Disputa di coalizione in Bassa Sassonia: Merz sotto pressione da Lies e Weil!
I primi ministri della Bassa Sassonia chiedono al governo federale di agire in modo più armonioso di fronte all'aumento delle controversie sulla coalizione.

Disputa di coalizione in Bassa Sassonia: Merz sotto pressione da Lies e Weil!
Gli animi sono in fermento nella politica tedesca e l’atmosfera all’interno della coalizione a semaforo composta da SPD, Verdi e FDP è tesa. Il primo ministro della Bassa Sassonia Olaf Lies e il suo predecessore Stephan Weil chiedono al governo federale guidato dal cancelliere Friedrich Merz di agire in modo più armonioso per ridurre l'incertezza tra la popolazione. Entrambi i politici confrontano le controversie attuali con i problemi interni del governo semaforo, dove sono forti tagesschau.de C'è anche un senso di crisi.
Lies sottolinea che i conflitti tra l'Unione e la SPD vanno bene, ma dovrebbero essere chiariti internamente. “Le controversie pubbliche danneggiano la coalizione”, aggiunge Weil. Questo disaccordo si riflette anche nell'agenda politica del governo federale, dove si devono discutere temi come il futuro dell'alleanza, la politica economica e l'imminente buco di un miliardo di dollari nel bilancio federale.
Le sfide della coalizione del semaforo
Il cancelliere Olaf Scholz e il vicecancelliere Robert Habeck continuano a battersi per la sopravvivenza del semaforo. Tuttavia, i recenti sviluppi mostrano una chiara tendenza al disaccordo. I membri della coalizione sono particolarmente in disaccordo sulle strategie per affrontare l’attuale crisi economica. Il ministro delle finanze Christian Lindner chiede una moratoria sulle nuove regolamentazioni e critica la proposta di Habeck per un fondo d'investimento statale. La pressione aumenta, soprattutto perché un secondo anno di recessione è già imminente e il settore, simboleggiato dalla crisi della VW, è sotto un'enorme pressione.
Scholz e Habeck avvertono che la coalizione crollerà, il che potrebbe essere pericoloso in vista dell'imminente incontro sull'adeguamento del bilancio del 14 novembre e di ulteriori incontri a tre tra i partner della coalizione. Anche l’esito delle elezioni americane potrebbe essere simile tagesschau.de ha riferito di avere un impatto sulla stabilità della coalizione.
Prospettive europee
L’instabilità del Bundestag tedesco non è un caso isolato: i problemi riflettono una tendenza a livello europeo in cui sempre più governi sono fragili e tormentati dai conflitti. Forte nzz.ch mostra che su 47 paesi europei, solo 20 hanno una solida base governativa. Sei paesi hanno governi di minoranza che fanno affidamento sul sostegno di partiti più piccoli.

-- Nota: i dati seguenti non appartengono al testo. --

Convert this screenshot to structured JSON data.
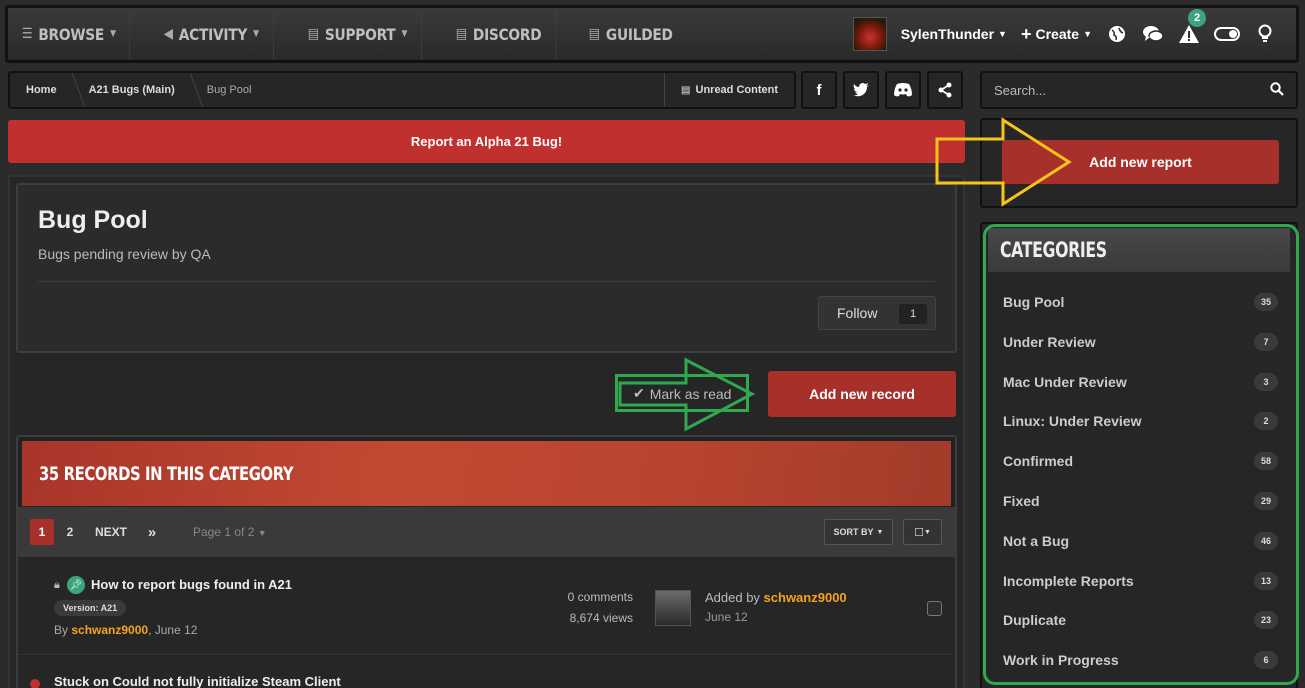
{
  "nav": {
    "items": [
      {
        "label": "BROWSE",
        "icon": "list-icon",
        "has_caret": true
      },
      {
        "label": "ACTIVITY",
        "icon": "megaphone-icon",
        "has_caret": true
      },
      {
        "label": "SUPPORT",
        "icon": "document-icon",
        "has_caret": true
      },
      {
        "label": "DISCORD",
        "icon": "document-icon",
        "has_caret": false
      },
      {
        "label": "GUILDED",
        "icon": "document-icon",
        "has_caret": false
      }
    ],
    "user_name": "SylenThunder",
    "create_label": "Create",
    "notification_count": "2"
  },
  "breadcrumb": {
    "items": [
      "Home",
      "A21 Bugs (Main)",
      "Bug Pool"
    ],
    "unread_label": "Unread Content"
  },
  "banner": {
    "text": "Report an Alpha 21 Bug!"
  },
  "header": {
    "title": "Bug Pool",
    "description": "Bugs pending review by QA",
    "follow_label": "Follow",
    "follow_count": "1"
  },
  "actions": {
    "mark_read": "Mark as read",
    "add_record": "Add new record"
  },
  "records": {
    "heading": "35 RECORDS IN THIS CATEGORY",
    "pages": [
      "1",
      "2"
    ],
    "next_label": "NEXT",
    "page_of": "Page 1 of 2",
    "sort_label": "SORT BY",
    "list": [
      {
        "title": "How to report bugs found in A21",
        "version": "Version: A21",
        "by_prefix": "By ",
        "author": "schwanz9000",
        "date": ", June 12",
        "comments": "0 comments",
        "views": "8,674 views",
        "added_prefix": "Added by ",
        "added_by": "schwanz9000",
        "added_date": "June 12"
      },
      {
        "title": "Stuck on Could not fully initialize Steam Client"
      }
    ]
  },
  "sidebar": {
    "search_placeholder": "Search...",
    "add_report": "Add new report",
    "categories_heading": "CATEGORIES",
    "categories": [
      {
        "name": "Bug Pool",
        "count": "35"
      },
      {
        "name": "Under Review",
        "count": "7"
      },
      {
        "name": "Mac Under Review",
        "count": "3"
      },
      {
        "name": "Linux: Under Review",
        "count": "2"
      },
      {
        "name": "Confirmed",
        "count": "58"
      },
      {
        "name": "Fixed",
        "count": "29"
      },
      {
        "name": "Not a Bug",
        "count": "46"
      },
      {
        "name": "Incomplete Reports",
        "count": "13"
      },
      {
        "name": "Duplicate",
        "count": "23"
      },
      {
        "name": "Work in Progress",
        "count": "6"
      }
    ]
  },
  "colors": {
    "accent_red": "#a8302a",
    "banner_red": "#c0302f",
    "author_orange": "#f3a41c",
    "annotation_green": "#2fa84f",
    "annotation_yellow": "#f5c518"
  }
}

Un faro di stabilità potrebbe essere il sistema di concordanza svizzero, che si basa sui negoziati e su un ampio coinvolgimento di tutte le parti. Al contrario, la Germania si trova in una situazione di disordini interni, dove l’elezione di Friedrich Merz a cancelliere è fallita a causa di voti contrari.
conclusione
Nonostante le attuali difficoltà, Lies vede progressi nel lavoro del governo federale, ad esempio nella modernizzazione dello Stato e nella compensazione finanziaria per i comuni. L'appello però è non aumentare ulteriormente l'insoddisfazione di fondo. Fino alle elezioni federali del 28 settembre 2025 resta da vedere se la coalizione a semaforo manterrà la propria posizione o se le controversie interne porteranno a uno sconvolgimento inevitabile.
Il panorama politico è instabile e, mentre i leader lavorano su un fronte unito, i cittadini possono solo aspettare e sperare che gli attori politici abbiano una buona mano.